In the biographical notes on Judas Iscariot that follow I suggest that the cognomen Iscariot is a Greek garbling of another Hebrew word, צרעת, meaning “leprosy”, pronounced in the Romanized Tiberian Hebrew of the time as ṣāraʻaṯ; and that Ish-ṣāraʻaṯ (man with leprosy), was given a “k” when transitioning into Greek to make it sound more natural in Greek-attuned ears. If the reader is wondering “Which is it?”, my answer is “Both.” As with the cognomen Magdalene, which has a number of clearly intended meanings, I think this cognomen Iscariot has one meaning for the family (“Man from Kohath”) but, in Simon’s case, this second meaning as well.
Mary Magdalene, as a former Temple priestess on Mount Gerizim, is also closely associated in this gospel with the Samaritans. Indeed, her cognomen, which might be rooted in the word migdal (“tower” or “watchtower”) might refer to this land of Zuph, the land of watchers. And Mary Magdalene has already been associated by this gospel with Rachel, who wept for her “lost sons” in this land of Ramah (Jeremiah 31:15-16): Mary and Jesus met in chapter 4 at Jacob’s Well, just as Jacob and Rachel met at a well, perhaps the same well. With all of these close family ties to the Samaritan territory, there were quite likely Samaritans in the family, which may help explain how it is that Mary Magdalene was able to enter service as a Samaritan Temple priestess.
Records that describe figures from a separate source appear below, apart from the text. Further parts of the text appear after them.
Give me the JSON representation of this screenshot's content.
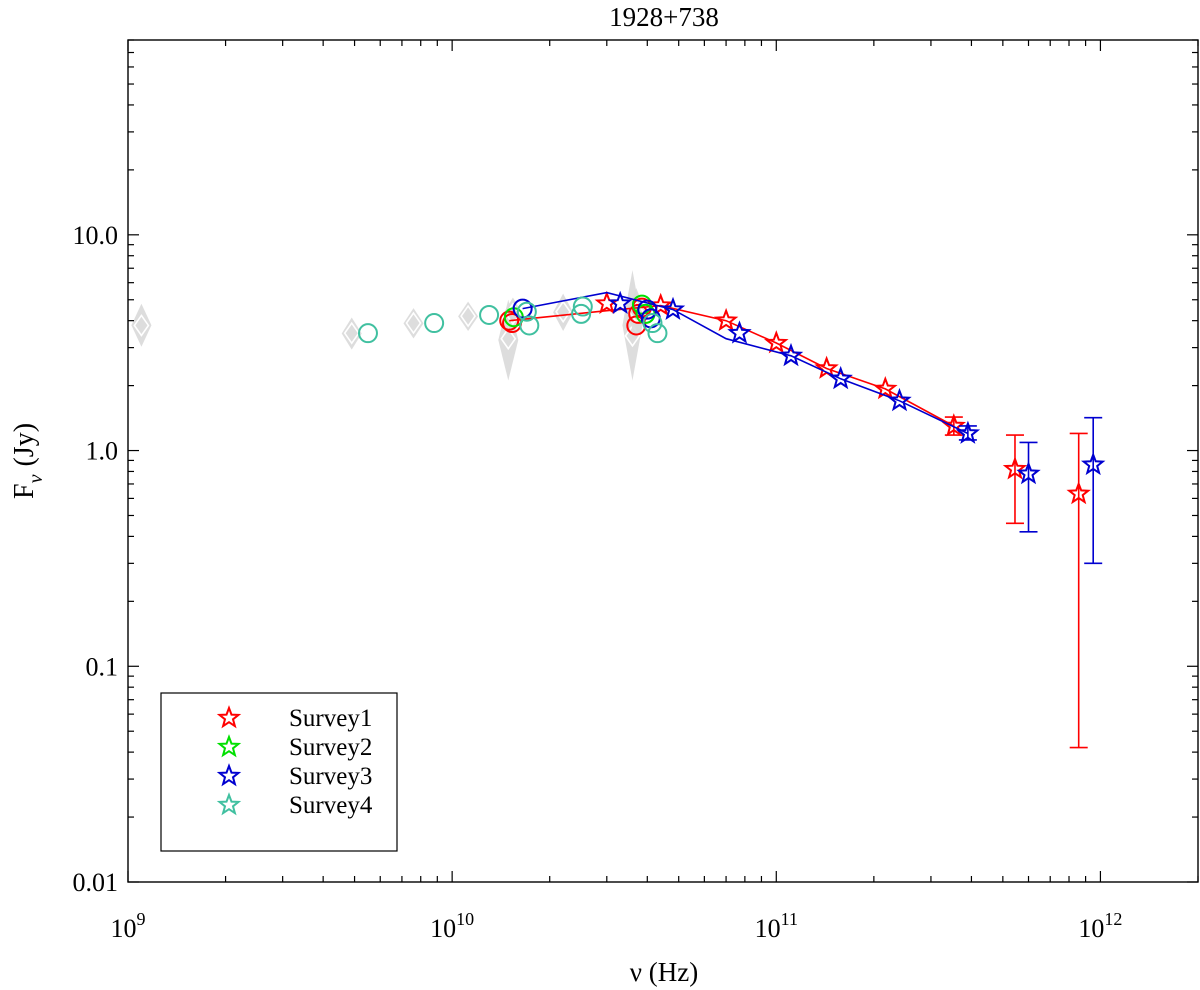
{
  "chart_data": {
    "type": "scatter",
    "title": "1928+738",
    "xlabel": "ν (Hz)",
    "ylabel_main": "F",
    "ylabel_sub": "ν",
    "ylabel_unit": "(Jy)",
    "x_scale": "log",
    "y_scale": "log",
    "xlim": [
      1000000000,
      2000000000000
    ],
    "ylim": [
      0.01,
      80
    ],
    "grid": false,
    "legend_position": "bottom-left",
    "x_ticks": [
      {
        "value": 1000000000,
        "base": "10",
        "exp": "9"
      },
      {
        "value": 10000000000,
        "base": "10",
        "exp": "10"
      },
      {
        "value": 100000000000,
        "base": "10",
        "exp": "11"
      },
      {
        "value": 1000000000000,
        "base": "10",
        "exp": "12"
      }
    ],
    "y_ticks": [
      {
        "value": 0.01,
        "label": "0.01"
      },
      {
        "value": 0.1,
        "label": "0.1"
      },
      {
        "value": 1,
        "label": "1.0"
      },
      {
        "value": 10,
        "label": "10.0"
      }
    ],
    "background_points": {
      "color": "#d9d9d9",
      "marker": "diamond",
      "points": [
        {
          "x": 1100000000,
          "y": 3.8,
          "lo": 3.3,
          "hi": 4.4
        },
        {
          "x": 4900000000,
          "y": 3.5,
          "lo": 3.2,
          "hi": 3.8
        },
        {
          "x": 7600000000,
          "y": 3.9,
          "lo": 3.6,
          "hi": 4.2
        },
        {
          "x": 11200000000,
          "y": 4.2,
          "lo": 3.9,
          "hi": 4.5
        },
        {
          "x": 14900000000,
          "y": 3.3,
          "lo": 2.3,
          "hi": 4.6
        },
        {
          "x": 15400000000,
          "y": 4.3,
          "lo": 3.9,
          "hi": 4.7
        },
        {
          "x": 22000000000,
          "y": 4.4,
          "lo": 3.9,
          "hi": 4.9
        },
        {
          "x": 36000000000,
          "y": 3.4,
          "lo": 2.3,
          "hi": 6.3
        },
        {
          "x": 37000000000,
          "y": 4.4,
          "lo": 3.6,
          "hi": 5.2
        }
      ]
    },
    "series": [
      {
        "name": "Survey1",
        "color": "#ff0000",
        "stars": [
          {
            "x": 30000000000,
            "y": 4.8
          },
          {
            "x": 44000000000,
            "y": 4.7
          },
          {
            "x": 70000000000,
            "y": 4.0
          },
          {
            "x": 100000000000,
            "y": 3.15
          },
          {
            "x": 143000000000,
            "y": 2.4
          },
          {
            "x": 217000000000,
            "y": 1.93
          },
          {
            "x": 353000000000,
            "y": 1.3,
            "lo": 1.18,
            "hi": 1.43
          },
          {
            "x": 545000000000,
            "y": 0.82,
            "lo": 0.46,
            "hi": 1.18
          },
          {
            "x": 857000000000,
            "y": 0.63,
            "lo": 0.042,
            "hi": 1.2
          }
        ],
        "line": [
          {
            "x": 15000000000,
            "y": 4.0
          },
          {
            "x": 30000000000,
            "y": 4.45
          },
          {
            "x": 44000000000,
            "y": 4.7
          },
          {
            "x": 70000000000,
            "y": 4.0
          },
          {
            "x": 100000000000,
            "y": 3.15
          },
          {
            "x": 143000000000,
            "y": 2.4
          },
          {
            "x": 217000000000,
            "y": 1.93
          },
          {
            "x": 353000000000,
            "y": 1.3
          }
        ],
        "circles": [
          {
            "x": 15000000000,
            "y": 4.0
          },
          {
            "x": 15300000000,
            "y": 3.9
          },
          {
            "x": 37000000000,
            "y": 3.8
          },
          {
            "x": 37500000000,
            "y": 4.3
          },
          {
            "x": 38500000000,
            "y": 4.6
          }
        ]
      },
      {
        "name": "Survey2",
        "color": "#00e000",
        "stars": [],
        "line": [],
        "circles": [
          {
            "x": 15500000000,
            "y": 4.15
          },
          {
            "x": 38500000000,
            "y": 4.75
          },
          {
            "x": 39500000000,
            "y": 4.3
          }
        ]
      },
      {
        "name": "Survey3",
        "color": "#0000d0",
        "stars": [
          {
            "x": 33000000000,
            "y": 4.8
          },
          {
            "x": 48000000000,
            "y": 4.5
          },
          {
            "x": 77000000000,
            "y": 3.5
          },
          {
            "x": 111000000000,
            "y": 2.75
          },
          {
            "x": 158000000000,
            "y": 2.15
          },
          {
            "x": 240000000000,
            "y": 1.7
          },
          {
            "x": 390000000000,
            "y": 1.2,
            "lo": 1.12,
            "hi": 1.3
          },
          {
            "x": 600000000000,
            "y": 0.78,
            "lo": 0.42,
            "hi": 1.09
          },
          {
            "x": 950000000000,
            "y": 0.86,
            "lo": 0.3,
            "hi": 1.42
          }
        ],
        "line": [
          {
            "x": 16500000000,
            "y": 4.55
          },
          {
            "x": 30000000000,
            "y": 5.4
          },
          {
            "x": 48000000000,
            "y": 4.5
          },
          {
            "x": 70000000000,
            "y": 3.3
          },
          {
            "x": 111000000000,
            "y": 2.75
          },
          {
            "x": 158000000000,
            "y": 2.15
          },
          {
            "x": 240000000000,
            "y": 1.7
          },
          {
            "x": 390000000000,
            "y": 1.2
          }
        ],
        "circles": [
          {
            "x": 16500000000,
            "y": 4.55
          },
          {
            "x": 40000000000,
            "y": 4.5
          },
          {
            "x": 41000000000,
            "y": 4.1
          }
        ]
      },
      {
        "name": "Survey4",
        "color": "#40c0a0",
        "stars": [],
        "line": [],
        "circles": [
          {
            "x": 5500000000,
            "y": 3.5
          },
          {
            "x": 8800000000,
            "y": 3.9
          },
          {
            "x": 13000000000,
            "y": 4.25
          },
          {
            "x": 17000000000,
            "y": 4.4
          },
          {
            "x": 17300000000,
            "y": 3.8
          },
          {
            "x": 25000000000,
            "y": 4.3
          },
          {
            "x": 25300000000,
            "y": 4.65
          },
          {
            "x": 41500000000,
            "y": 3.9
          },
          {
            "x": 43000000000,
            "y": 3.5
          }
        ]
      }
    ]
  }
}
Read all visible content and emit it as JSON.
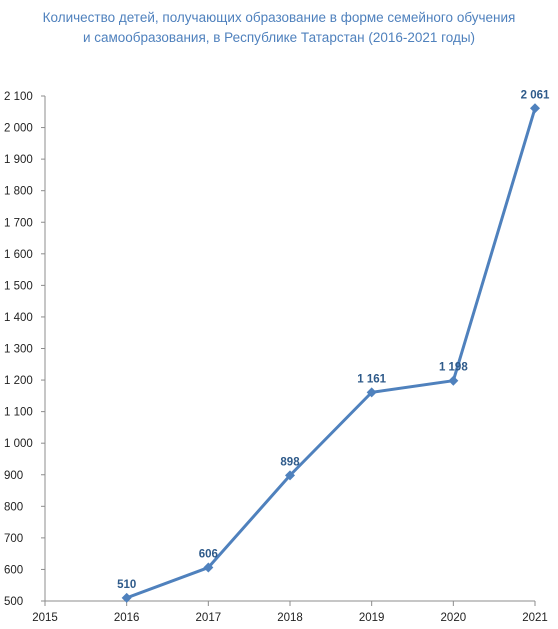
{
  "chart_data": {
    "type": "line",
    "title_lines": [
      "Количество детей, получающих образование в форме семейного обучения",
      "и самообразования, в Республике Татарстан (2016-2021 годы)"
    ],
    "x": [
      2016,
      2017,
      2018,
      2019,
      2020,
      2021
    ],
    "x_ticks": [
      "2015",
      "2016",
      "2017",
      "2018",
      "2019",
      "2020",
      "2021"
    ],
    "xlim": [
      2015,
      2021
    ],
    "series": [
      {
        "values": [
          510,
          606,
          898,
          1161,
          1198,
          2061
        ],
        "data_labels": [
          "510",
          "606",
          "898",
          "1 161",
          "1 198",
          "2 061"
        ],
        "color": "#4f81bd",
        "marker": "diamond"
      }
    ],
    "y_ticks": [
      "500",
      "600",
      "700",
      "800",
      "900",
      "1 000",
      "1 100",
      "1 200",
      "1 300",
      "1 400",
      "1 500",
      "1 600",
      "1 700",
      "1 800",
      "1 900",
      "2 000",
      "2 100"
    ],
    "ylim": [
      500,
      2100
    ],
    "grid": false
  }
}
These connections also would give us insight as to why Joseph of Arimathea was a “secret disciple” of Jesus (John 19:38). He and his family, with all of these close connections to the Samaritans, would not want to celebrate the most notorious of them, Mary Magdalene’s service as a priestess followed by her marriage (without the permission of her estranged father Simon) to the equally notorious Jesus. Still, as the wealthy businessman uncle of Mary, the brother of the wealthy businessman Simon the Leper, Joseph could go to Pontius Pilate, representing father and widowed daughter, with sufficient leverage to take control of the body of Jesus before others (especially the Roman authorities and those on the Sanhedrin who thought ill of Jesus) did. Normally a crucified body would be left for days on the cross as a “lesson” to the populace, to be pecked at by vultures, consumed by insects, and gnawed at by carnivorous animals. The body of Jesus, with all its volatile political implications, would need to be disposed of quickly. What is more, if Joseph and/or Nicodemus were aware of the possible plans for Jesus to take drugs (in the sour wine of 19:28-30) to put him into a deep coma (see the essay in this volume “The Trial, Death, and Resurrection of Jesus”), then there was all the more reason to gain speedy control of his body.